Ferani memejamkan matanya, tak kuasa berkata-kata. Tanpa di duga Vegalta dan menghampiri keduanya.

“Lo kasih Ferani apaan?” tanya Vegalta dengan tatapan dinginnya.

Genan melirik Vegalta sinis. “Hanya makanan rumahan. Apa salahnya?”

Vegalta mengambil kotak nasi yang tadi di makan oleh Ferani, mencium makanan tersebut, lalu menutup hidungnya rapat-rapat.

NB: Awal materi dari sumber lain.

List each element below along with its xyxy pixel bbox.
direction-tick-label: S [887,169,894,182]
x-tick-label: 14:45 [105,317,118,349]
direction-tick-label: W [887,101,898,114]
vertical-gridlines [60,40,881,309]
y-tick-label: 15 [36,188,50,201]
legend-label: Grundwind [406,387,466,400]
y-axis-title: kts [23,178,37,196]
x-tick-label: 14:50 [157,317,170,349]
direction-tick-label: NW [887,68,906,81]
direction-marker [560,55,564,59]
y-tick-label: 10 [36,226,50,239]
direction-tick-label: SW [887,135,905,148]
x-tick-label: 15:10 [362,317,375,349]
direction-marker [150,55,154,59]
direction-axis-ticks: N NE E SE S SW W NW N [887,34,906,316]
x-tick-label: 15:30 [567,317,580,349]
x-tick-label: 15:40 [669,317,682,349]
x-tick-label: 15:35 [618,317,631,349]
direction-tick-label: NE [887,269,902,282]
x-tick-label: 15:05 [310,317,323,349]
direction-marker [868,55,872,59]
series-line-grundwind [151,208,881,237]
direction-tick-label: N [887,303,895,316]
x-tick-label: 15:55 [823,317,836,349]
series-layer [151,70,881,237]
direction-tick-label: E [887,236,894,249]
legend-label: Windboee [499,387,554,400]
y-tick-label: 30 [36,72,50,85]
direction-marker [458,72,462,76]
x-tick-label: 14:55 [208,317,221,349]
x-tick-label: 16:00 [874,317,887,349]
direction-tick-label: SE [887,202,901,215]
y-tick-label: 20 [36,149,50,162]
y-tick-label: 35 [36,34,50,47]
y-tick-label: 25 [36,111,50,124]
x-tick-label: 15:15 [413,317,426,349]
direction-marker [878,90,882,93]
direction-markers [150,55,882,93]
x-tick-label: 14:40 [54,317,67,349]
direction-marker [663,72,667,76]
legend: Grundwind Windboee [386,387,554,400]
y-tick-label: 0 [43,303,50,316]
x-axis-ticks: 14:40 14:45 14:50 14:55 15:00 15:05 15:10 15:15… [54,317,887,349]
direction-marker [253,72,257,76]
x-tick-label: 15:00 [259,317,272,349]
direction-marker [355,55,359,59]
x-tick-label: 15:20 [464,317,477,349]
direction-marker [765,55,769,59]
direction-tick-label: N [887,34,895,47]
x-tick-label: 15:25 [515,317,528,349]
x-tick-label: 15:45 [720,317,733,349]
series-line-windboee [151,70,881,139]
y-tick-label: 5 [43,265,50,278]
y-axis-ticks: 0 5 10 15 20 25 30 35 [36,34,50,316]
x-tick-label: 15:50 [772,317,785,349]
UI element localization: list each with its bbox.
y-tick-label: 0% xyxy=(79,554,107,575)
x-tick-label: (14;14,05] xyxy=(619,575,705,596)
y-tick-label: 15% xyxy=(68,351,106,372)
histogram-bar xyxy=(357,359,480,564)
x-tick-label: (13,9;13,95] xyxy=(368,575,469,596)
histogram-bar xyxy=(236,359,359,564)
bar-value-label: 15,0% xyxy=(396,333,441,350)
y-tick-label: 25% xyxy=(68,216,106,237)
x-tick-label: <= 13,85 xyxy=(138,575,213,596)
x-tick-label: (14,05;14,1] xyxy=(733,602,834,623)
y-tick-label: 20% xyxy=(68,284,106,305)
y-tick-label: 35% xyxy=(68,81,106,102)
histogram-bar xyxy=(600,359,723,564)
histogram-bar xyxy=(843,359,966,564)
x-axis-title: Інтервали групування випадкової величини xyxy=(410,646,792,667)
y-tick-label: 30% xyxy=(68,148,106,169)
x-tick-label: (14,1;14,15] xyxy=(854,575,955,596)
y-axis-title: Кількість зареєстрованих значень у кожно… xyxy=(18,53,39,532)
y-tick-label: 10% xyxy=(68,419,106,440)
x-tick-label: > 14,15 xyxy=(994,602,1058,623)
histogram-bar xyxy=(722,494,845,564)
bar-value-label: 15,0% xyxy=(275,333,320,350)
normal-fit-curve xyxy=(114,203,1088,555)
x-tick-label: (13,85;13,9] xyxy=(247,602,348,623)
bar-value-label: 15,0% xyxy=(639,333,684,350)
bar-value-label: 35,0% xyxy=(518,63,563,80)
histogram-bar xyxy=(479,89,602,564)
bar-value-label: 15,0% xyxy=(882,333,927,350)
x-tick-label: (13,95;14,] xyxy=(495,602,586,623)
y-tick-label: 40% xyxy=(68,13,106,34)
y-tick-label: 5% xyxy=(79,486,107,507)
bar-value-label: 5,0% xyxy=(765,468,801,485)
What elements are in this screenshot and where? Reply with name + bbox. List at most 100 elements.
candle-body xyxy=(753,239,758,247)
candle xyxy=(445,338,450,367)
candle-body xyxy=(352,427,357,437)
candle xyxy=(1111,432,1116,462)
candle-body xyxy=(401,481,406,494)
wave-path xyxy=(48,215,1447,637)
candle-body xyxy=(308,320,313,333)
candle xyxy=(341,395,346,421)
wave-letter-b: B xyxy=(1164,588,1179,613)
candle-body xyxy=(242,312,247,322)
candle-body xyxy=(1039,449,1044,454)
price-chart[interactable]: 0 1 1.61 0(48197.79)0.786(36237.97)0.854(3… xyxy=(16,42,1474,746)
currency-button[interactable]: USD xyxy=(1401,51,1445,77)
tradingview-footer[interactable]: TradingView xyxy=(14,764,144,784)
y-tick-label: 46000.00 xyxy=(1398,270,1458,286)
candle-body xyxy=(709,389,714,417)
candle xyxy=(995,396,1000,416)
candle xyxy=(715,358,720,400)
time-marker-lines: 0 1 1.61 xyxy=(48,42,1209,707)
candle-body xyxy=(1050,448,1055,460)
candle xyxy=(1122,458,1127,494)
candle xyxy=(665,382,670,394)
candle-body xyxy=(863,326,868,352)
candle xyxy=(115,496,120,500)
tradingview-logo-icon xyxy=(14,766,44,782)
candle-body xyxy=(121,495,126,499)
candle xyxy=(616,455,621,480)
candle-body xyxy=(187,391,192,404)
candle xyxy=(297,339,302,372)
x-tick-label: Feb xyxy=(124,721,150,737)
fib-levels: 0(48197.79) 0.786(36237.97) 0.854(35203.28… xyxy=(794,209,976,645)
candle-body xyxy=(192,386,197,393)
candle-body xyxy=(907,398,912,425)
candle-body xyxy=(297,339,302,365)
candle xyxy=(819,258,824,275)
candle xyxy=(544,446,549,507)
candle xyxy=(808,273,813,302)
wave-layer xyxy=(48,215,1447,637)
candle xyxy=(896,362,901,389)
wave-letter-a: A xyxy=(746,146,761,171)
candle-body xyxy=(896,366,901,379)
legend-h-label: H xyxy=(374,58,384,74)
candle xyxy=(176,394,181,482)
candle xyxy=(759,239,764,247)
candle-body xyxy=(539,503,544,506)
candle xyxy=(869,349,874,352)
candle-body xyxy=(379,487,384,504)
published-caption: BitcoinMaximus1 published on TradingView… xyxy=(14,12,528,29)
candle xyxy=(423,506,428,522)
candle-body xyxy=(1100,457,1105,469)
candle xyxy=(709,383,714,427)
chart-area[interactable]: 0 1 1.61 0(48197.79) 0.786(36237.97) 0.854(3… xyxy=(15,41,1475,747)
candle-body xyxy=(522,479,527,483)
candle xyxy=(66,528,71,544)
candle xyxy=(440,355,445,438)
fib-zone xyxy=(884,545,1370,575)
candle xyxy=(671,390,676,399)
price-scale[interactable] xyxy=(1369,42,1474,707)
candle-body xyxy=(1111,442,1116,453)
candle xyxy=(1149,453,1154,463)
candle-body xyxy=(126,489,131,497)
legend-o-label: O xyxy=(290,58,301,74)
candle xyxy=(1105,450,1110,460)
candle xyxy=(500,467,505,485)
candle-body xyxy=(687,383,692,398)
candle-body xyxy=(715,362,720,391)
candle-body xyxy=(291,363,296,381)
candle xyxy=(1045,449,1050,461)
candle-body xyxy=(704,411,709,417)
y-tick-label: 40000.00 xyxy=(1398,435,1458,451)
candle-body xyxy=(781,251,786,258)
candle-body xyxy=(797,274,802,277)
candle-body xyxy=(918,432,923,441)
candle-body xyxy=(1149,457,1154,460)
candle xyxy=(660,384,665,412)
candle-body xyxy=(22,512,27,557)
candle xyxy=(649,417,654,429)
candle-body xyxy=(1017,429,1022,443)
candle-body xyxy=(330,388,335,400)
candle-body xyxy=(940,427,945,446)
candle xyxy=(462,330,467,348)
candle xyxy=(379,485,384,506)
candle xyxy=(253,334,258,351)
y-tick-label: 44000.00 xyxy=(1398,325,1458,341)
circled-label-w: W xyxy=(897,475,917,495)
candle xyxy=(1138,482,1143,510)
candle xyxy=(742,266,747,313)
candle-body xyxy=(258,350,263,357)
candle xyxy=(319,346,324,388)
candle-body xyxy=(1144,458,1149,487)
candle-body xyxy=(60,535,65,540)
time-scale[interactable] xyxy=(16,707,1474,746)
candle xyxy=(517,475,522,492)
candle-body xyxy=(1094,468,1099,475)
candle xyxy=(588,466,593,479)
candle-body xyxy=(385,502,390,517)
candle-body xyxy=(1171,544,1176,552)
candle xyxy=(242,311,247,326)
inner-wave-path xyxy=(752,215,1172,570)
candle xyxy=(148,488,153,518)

“Itu kaldu ayam sialan! Ferani sama gue alergi makanan yang berbau anyir kayak gini.” Pernyataan Vegalta membuat Genan terbelalak.

“Serius?!”

Tanpa menjawab pertanyaan Genan, Vegalta segera menarik Ferani menuju parkiran. Ia melihat wajah Ferani yang mulai memucat, wajah itu teringat akan dirinya yang dulu sama-sama tidak menyukai jenis makanan yang berbau anyir.

“K-kak ... sakit,” lirih Ferani mulai lemas.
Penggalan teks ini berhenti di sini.